Mysterious ancient ruins in Britain... and the effects of 1500-year-old industrial workshops!
Archaeologists in the county of Kent have found an unidentified mausoleum and traces of 1,500-year-old industrial silver mining.
Phys.org indicates that archaeologists found 1,500-year-old industrial traces of silver mining and processing in Kent, England.
But what is interesting is that they did not find any necessary infrastructure for this operation.
During drilling operations in the Grange field near the city of Gillingham, scientists found a record amount of 15 kilograms of litharg (lead monoxide), a substance that is a by-product when extracting silver from lead ores.

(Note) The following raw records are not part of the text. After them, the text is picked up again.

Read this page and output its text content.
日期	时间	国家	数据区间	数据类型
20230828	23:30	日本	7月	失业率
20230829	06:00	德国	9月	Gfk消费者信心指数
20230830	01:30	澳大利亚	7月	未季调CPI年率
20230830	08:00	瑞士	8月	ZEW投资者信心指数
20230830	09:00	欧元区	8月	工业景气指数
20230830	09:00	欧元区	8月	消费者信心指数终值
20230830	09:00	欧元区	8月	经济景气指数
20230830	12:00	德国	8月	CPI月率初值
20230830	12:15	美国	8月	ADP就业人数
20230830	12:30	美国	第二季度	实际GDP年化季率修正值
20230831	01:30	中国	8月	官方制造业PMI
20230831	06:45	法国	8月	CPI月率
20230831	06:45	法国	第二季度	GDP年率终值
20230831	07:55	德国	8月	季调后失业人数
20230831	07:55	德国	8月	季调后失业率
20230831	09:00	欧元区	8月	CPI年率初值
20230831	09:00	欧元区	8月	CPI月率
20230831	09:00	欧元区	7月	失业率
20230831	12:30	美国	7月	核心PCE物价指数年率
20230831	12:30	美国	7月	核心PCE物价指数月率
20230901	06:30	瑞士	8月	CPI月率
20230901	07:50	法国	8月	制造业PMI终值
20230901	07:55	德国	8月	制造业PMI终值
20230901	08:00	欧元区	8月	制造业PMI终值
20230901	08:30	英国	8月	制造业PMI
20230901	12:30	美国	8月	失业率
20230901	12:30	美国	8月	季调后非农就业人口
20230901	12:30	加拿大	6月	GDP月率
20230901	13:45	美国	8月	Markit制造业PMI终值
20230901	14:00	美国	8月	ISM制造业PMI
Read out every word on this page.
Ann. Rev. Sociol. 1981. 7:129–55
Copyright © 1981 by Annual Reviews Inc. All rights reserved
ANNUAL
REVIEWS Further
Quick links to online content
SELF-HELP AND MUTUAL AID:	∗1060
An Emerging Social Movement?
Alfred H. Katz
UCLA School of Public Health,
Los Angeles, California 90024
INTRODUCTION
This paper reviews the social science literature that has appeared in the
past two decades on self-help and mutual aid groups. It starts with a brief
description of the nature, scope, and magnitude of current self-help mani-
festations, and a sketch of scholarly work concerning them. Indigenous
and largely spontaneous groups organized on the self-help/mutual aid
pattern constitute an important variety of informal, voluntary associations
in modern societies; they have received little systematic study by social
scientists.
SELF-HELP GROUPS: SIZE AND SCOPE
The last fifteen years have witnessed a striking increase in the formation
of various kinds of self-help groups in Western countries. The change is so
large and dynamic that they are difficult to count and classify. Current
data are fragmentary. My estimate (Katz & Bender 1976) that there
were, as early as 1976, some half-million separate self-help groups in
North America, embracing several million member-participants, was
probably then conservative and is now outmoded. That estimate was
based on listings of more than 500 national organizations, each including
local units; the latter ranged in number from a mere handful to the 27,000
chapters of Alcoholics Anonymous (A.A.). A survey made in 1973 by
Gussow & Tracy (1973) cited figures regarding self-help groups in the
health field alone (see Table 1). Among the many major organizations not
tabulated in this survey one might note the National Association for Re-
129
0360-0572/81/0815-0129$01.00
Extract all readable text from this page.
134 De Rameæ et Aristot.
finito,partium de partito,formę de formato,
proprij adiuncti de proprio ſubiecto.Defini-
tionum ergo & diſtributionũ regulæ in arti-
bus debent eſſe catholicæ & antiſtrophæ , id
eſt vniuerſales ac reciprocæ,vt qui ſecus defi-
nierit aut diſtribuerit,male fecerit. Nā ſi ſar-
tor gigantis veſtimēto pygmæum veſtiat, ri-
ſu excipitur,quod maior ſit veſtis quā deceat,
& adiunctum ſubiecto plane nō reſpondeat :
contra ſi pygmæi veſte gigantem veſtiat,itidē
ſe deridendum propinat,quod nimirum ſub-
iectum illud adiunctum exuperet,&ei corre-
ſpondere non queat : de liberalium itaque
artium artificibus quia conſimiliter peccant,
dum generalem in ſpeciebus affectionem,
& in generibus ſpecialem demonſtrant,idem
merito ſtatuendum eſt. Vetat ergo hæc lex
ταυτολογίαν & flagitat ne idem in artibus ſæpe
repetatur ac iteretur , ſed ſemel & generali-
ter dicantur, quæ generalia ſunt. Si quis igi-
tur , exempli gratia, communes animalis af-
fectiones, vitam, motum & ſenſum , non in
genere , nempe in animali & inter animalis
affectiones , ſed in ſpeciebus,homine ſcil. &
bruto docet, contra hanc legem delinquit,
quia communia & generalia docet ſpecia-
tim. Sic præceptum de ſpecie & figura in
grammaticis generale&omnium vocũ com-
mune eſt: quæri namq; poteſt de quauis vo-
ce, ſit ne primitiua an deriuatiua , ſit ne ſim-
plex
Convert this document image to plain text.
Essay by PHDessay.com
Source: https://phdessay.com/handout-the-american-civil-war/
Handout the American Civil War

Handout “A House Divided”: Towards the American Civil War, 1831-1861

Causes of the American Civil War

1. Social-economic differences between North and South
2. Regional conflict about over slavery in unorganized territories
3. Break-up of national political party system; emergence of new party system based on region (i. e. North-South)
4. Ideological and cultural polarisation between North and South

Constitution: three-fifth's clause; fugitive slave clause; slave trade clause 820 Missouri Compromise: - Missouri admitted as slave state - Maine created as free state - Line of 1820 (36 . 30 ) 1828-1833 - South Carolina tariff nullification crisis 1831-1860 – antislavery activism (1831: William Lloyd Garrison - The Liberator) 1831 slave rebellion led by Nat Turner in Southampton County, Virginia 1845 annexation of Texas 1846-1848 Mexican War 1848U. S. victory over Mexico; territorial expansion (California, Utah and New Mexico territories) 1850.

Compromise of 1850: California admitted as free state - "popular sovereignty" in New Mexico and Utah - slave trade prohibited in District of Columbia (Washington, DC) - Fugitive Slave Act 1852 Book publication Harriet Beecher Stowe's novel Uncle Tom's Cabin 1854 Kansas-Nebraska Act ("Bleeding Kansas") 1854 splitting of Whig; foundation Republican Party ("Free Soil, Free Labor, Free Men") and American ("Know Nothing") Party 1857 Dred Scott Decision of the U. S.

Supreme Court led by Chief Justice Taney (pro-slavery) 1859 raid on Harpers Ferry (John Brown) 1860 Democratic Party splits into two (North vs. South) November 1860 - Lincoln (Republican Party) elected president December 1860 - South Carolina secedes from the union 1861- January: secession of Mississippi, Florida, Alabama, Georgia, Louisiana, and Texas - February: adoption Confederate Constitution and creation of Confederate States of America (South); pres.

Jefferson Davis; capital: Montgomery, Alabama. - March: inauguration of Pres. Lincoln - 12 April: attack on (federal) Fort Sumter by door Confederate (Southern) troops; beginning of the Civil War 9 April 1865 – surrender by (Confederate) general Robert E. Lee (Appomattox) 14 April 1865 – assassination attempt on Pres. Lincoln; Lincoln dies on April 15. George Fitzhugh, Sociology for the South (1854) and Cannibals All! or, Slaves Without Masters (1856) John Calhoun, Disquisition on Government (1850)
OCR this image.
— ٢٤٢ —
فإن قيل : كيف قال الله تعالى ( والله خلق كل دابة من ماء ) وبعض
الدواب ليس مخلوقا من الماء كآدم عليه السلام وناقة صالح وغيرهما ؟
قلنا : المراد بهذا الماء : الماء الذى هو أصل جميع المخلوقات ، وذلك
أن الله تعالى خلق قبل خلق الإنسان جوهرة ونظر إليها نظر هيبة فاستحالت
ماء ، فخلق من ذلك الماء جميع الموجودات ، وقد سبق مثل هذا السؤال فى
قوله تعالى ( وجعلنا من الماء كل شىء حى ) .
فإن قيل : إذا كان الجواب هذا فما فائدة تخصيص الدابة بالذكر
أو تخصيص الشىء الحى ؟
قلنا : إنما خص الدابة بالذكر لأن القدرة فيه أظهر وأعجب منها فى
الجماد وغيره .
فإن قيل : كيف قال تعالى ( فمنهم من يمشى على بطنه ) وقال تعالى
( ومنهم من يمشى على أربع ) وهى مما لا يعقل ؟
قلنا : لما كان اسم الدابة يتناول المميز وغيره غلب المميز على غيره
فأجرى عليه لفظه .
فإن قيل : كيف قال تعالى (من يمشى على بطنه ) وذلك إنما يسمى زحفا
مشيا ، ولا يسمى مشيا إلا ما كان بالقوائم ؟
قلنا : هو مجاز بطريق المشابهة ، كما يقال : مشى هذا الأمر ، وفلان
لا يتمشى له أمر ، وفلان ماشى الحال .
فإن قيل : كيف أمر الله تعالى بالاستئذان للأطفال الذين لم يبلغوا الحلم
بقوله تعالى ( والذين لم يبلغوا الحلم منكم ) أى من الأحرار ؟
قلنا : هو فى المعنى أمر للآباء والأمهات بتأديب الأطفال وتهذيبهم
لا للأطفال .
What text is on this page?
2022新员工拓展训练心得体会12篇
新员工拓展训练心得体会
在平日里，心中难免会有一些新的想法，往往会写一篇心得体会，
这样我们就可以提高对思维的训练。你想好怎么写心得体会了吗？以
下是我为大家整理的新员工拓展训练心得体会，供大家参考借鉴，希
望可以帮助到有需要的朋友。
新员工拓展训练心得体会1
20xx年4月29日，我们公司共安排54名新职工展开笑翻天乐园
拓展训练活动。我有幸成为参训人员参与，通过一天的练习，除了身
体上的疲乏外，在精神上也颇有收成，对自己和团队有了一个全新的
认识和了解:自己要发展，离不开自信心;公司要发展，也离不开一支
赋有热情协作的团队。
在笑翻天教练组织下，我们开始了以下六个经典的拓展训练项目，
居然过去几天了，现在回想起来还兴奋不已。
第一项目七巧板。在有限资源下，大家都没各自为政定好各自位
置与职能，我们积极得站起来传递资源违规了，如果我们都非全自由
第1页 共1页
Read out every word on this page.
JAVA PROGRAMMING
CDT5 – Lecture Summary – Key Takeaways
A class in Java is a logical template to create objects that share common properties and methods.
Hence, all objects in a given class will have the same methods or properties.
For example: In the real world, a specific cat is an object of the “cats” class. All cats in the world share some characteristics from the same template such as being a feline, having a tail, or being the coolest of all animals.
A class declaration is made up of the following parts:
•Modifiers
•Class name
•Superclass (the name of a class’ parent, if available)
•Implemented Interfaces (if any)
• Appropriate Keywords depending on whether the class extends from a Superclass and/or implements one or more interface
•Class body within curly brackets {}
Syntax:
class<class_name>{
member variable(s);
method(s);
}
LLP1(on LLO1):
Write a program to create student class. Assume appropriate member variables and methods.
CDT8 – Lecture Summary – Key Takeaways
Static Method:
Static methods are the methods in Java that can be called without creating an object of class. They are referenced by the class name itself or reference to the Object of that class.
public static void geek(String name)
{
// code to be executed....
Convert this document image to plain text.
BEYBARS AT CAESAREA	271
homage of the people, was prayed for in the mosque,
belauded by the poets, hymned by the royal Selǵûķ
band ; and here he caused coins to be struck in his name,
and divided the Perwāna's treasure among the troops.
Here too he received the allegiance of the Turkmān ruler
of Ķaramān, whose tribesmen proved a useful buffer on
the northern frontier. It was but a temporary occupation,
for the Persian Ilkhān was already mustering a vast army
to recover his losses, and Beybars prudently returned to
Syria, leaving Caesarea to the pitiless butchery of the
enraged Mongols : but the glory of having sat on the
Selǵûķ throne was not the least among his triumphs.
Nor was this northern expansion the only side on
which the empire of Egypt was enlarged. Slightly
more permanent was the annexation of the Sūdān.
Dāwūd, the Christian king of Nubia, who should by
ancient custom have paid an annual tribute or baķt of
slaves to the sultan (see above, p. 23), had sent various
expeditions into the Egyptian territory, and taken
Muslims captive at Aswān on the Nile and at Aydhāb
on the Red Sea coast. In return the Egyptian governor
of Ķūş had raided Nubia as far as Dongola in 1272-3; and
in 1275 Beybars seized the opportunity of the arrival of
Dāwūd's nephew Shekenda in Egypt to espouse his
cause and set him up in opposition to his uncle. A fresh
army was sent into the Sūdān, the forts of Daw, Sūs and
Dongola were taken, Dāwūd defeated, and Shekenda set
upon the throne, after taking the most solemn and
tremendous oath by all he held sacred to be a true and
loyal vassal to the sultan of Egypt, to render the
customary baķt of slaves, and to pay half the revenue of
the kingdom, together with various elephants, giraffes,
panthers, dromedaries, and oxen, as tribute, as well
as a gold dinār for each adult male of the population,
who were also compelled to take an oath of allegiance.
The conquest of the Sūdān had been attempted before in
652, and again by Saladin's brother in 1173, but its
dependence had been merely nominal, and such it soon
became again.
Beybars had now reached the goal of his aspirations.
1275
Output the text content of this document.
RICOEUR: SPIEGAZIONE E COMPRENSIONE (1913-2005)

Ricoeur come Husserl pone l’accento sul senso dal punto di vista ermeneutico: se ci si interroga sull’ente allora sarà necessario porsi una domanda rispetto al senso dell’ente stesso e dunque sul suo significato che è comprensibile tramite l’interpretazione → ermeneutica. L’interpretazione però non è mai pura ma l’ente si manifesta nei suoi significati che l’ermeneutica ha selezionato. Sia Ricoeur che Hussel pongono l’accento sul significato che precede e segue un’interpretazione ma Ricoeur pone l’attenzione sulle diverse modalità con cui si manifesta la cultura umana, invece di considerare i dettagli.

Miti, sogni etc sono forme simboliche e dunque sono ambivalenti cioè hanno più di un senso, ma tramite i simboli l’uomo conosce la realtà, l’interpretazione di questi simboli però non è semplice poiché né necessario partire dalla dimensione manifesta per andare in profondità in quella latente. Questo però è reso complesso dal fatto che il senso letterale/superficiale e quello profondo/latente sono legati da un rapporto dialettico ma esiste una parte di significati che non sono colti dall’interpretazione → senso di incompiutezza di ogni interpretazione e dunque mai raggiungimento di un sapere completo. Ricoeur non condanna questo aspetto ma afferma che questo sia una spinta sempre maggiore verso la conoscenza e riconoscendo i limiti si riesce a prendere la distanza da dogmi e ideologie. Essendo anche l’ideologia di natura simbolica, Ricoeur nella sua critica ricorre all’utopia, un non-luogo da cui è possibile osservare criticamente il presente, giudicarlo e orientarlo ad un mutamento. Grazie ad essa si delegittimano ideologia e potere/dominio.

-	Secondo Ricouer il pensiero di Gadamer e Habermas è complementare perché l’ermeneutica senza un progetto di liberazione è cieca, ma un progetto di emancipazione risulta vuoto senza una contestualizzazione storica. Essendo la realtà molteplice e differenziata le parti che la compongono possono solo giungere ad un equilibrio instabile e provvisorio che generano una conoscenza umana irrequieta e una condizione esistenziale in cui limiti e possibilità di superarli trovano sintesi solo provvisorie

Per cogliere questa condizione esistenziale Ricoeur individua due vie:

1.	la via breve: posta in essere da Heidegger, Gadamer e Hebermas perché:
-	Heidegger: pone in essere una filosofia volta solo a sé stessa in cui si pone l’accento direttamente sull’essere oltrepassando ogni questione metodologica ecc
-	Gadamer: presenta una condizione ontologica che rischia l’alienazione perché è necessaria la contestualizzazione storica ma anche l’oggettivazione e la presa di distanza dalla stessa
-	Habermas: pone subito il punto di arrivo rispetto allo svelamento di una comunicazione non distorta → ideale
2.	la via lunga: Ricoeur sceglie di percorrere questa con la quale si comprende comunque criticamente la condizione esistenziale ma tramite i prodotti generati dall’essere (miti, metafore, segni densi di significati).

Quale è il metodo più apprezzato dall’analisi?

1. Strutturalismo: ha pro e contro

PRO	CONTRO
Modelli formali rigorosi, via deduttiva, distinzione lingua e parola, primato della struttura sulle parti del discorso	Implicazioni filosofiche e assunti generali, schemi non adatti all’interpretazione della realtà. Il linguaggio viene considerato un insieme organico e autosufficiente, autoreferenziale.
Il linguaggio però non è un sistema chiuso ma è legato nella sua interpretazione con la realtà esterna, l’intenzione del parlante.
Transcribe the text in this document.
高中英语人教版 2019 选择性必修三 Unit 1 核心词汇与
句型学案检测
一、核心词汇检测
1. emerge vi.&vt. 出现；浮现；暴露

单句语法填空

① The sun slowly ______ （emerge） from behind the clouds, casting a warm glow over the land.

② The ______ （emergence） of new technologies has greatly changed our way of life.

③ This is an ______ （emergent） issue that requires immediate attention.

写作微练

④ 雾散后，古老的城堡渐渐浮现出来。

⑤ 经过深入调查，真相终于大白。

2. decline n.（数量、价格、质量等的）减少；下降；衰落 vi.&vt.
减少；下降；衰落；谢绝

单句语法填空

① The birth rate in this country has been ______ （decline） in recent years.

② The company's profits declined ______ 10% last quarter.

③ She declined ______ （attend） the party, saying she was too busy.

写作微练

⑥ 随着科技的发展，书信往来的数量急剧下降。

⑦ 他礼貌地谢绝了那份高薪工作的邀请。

This quantity indicates that the ore was processed on an industrial scale.
The researchers discovered the ruins of a rectangular building built of wood with three corridors.
These buildings were widespread in the Roman era and were used for housing and workshops for craftsmen, but the traces of metalwork that were found in the place are not commensurate with the size needed to obtain the quantity of litharge found in the same place.
In addition to this, researchers discovered a stone mausoleum built at the end of the third or early fourth century AD, whose height is equivalent to a two-story building.
The floor of the mausoleum is covered with a mosaic of red tiles.
They also found a lead coffin inside the remains of an old woman.
Radiocarbon dating has shown that she was buried at the time the mausoleum was built, but nothing has been found regarding her personality.
In addition to these discoveries, scientists found, according to "Russia Today", 453 metal coins, more than 20,000 pieces of earthenware, and eight thousand pieces of animal bones.
By the 5th and 6th centuries, the Grange Farm was no longer a permanent settlement.
However, experts have found a number of early Anglo-Saxon objects, including two heads of spears (spears were commonly used as a feature of Anglo-Saxon burial rituals) and an ornate brooch.
But they found no evidence to suggest that Grange Farm was used as a settlement or as a burial site at the time.